Liam McShane, Natasha’s father told the Chicago Tribune, “We wouldn't say that to her, in case it brings back memories.
“Maybe someday if she can get better, she'll have to know. But I don't feel that I have to tell her now.”
McShane’s family cut up her food for her and she is unable to tell them when she needs the bathroom. She’s also gained weight due to her immobility and the only word she can say is “Sinn”, meaning “we” or “us” in Irish.
Her father added that while she’s improving, little by little, he doesn’t know how much of what’s going on around her she can understand.
He said "She's moving her head around more. She's tracking. She seems to be more with it,” but added that he did not know how “great (her understanding) is, I don't know."
McShane is doing physical therapy three times a week. He added “She loves the pool.
“You know from her face, her eyes and her smile.”

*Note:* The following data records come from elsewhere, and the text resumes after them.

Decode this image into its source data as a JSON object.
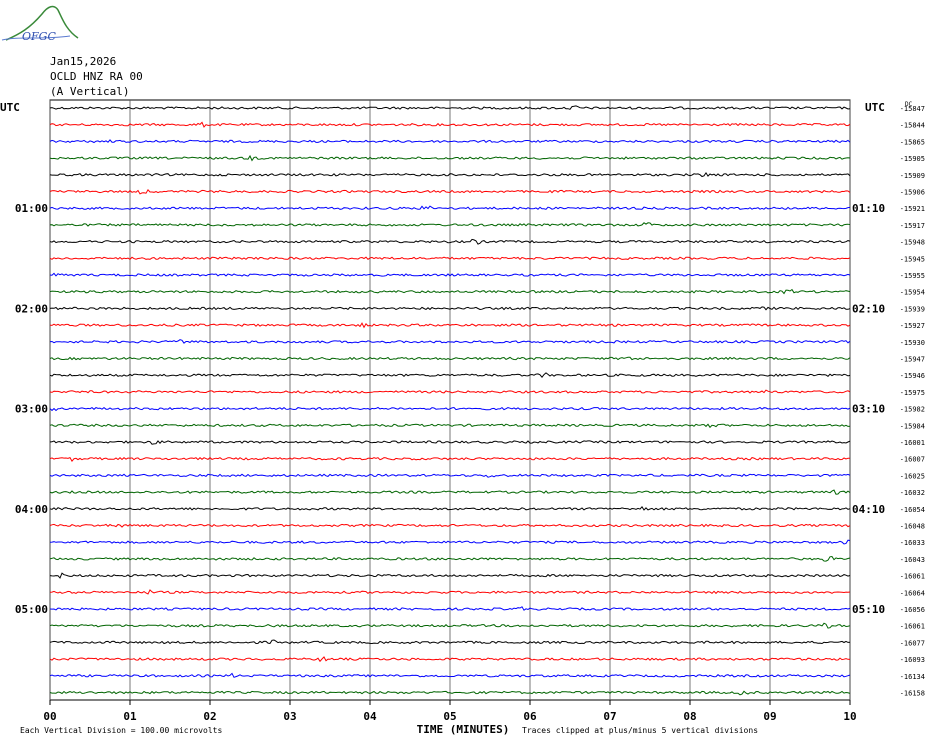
{
  "header": {
    "logo_text": "OFGC",
    "date": "Jan15,2026",
    "station": "OCLD HNZ RA 00",
    "component": "(A Vertical)"
  },
  "chart_data": {
    "type": "line",
    "title": "Jan15,2026 OCLD HNZ RA 00 (A Vertical)",
    "xlabel": "TIME (MINUTES)",
    "ylabel": "UTC",
    "xlim": [
      0,
      10
    ],
    "x_ticks": [
      "00",
      "01",
      "02",
      "03",
      "04",
      "05",
      "06",
      "07",
      "08",
      "09",
      "10"
    ],
    "grid": "vertical lines at each minute",
    "left_axis_title": "UTC",
    "right_axis_title": "UTC",
    "dc_label": "DC",
    "left_time_labels": [
      {
        "label": "01:00",
        "trace_index": 6
      },
      {
        "label": "02:00",
        "trace_index": 12
      },
      {
        "label": "03:00",
        "trace_index": 18
      },
      {
        "label": "04:00",
        "trace_index": 24
      },
      {
        "label": "05:00",
        "trace_index": 30
      }
    ],
    "right_time_labels": [
      {
        "label": "01:10",
        "trace_index": 6
      },
      {
        "label": "02:10",
        "trace_index": 12
      },
      {
        "label": "03:10",
        "trace_index": 18
      },
      {
        "label": "04:10",
        "trace_index": 24
      },
      {
        "label": "05:10",
        "trace_index": 30
      }
    ],
    "trace_colors": [
      "#000000",
      "#ff0000",
      "#0000ff",
      "#006400"
    ],
    "series": [
      {
        "dc_offset": -15847
      },
      {
        "dc_offset": -15844
      },
      {
        "dc_offset": -15865
      },
      {
        "dc_offset": -15905
      },
      {
        "dc_offset": -15909
      },
      {
        "dc_offset": -15906
      },
      {
        "dc_offset": -15921
      },
      {
        "dc_offset": -15917
      },
      {
        "dc_offset": -15948
      },
      {
        "dc_offset": -15945
      },
      {
        "dc_offset": -15955
      },
      {
        "dc_offset": -15954
      },
      {
        "dc_offset": -15939
      },
      {
        "dc_offset": -15927
      },
      {
        "dc_offset": -15930
      },
      {
        "dc_offset": -15947
      },
      {
        "dc_offset": -15946
      },
      {
        "dc_offset": -15975
      },
      {
        "dc_offset": -15982
      },
      {
        "dc_offset": -15984
      },
      {
        "dc_offset": -16001
      },
      {
        "dc_offset": -16007
      },
      {
        "dc_offset": -16025
      },
      {
        "dc_offset": -16032
      },
      {
        "dc_offset": -16054
      },
      {
        "dc_offset": -16048
      },
      {
        "dc_offset": -16033
      },
      {
        "dc_offset": -16043
      },
      {
        "dc_offset": -16061
      },
      {
        "dc_offset": -16064
      },
      {
        "dc_offset": -16056
      },
      {
        "dc_offset": -16061
      },
      {
        "dc_offset": -16077
      },
      {
        "dc_offset": -16093
      },
      {
        "dc_offset": -16134
      },
      {
        "dc_offset": -16158
      }
    ],
    "footer_left": "Each Vertical Division =  100.00 microvolts",
    "footer_right": "Traces clipped at plus/minus 5 vertical divisions"
  }
}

The jury will be selected on Tuesday and opening statements could begin in Viramontes’ case as soon as Wednesday. McShane’s mother, Sheila, will testify on the extent of her daughter’s injuries. Jurich, who needed 15 staples in her head following the attack, will also testify.
The court will also see a video of McShane, showing scenes from her current everyday life. This will include a clip of her trying to walk, stand on one foot and drink from a cup. Last week Cook County Judge Jorge Alonso said he would allow the video to be shown. However, he censored one video of McShane taken shortly after the attack. It shows the County Armagh woman attempting to put pegs on a peg board. He called this clip “the most disturbing one.” The defense argued that it could be too prejudicial.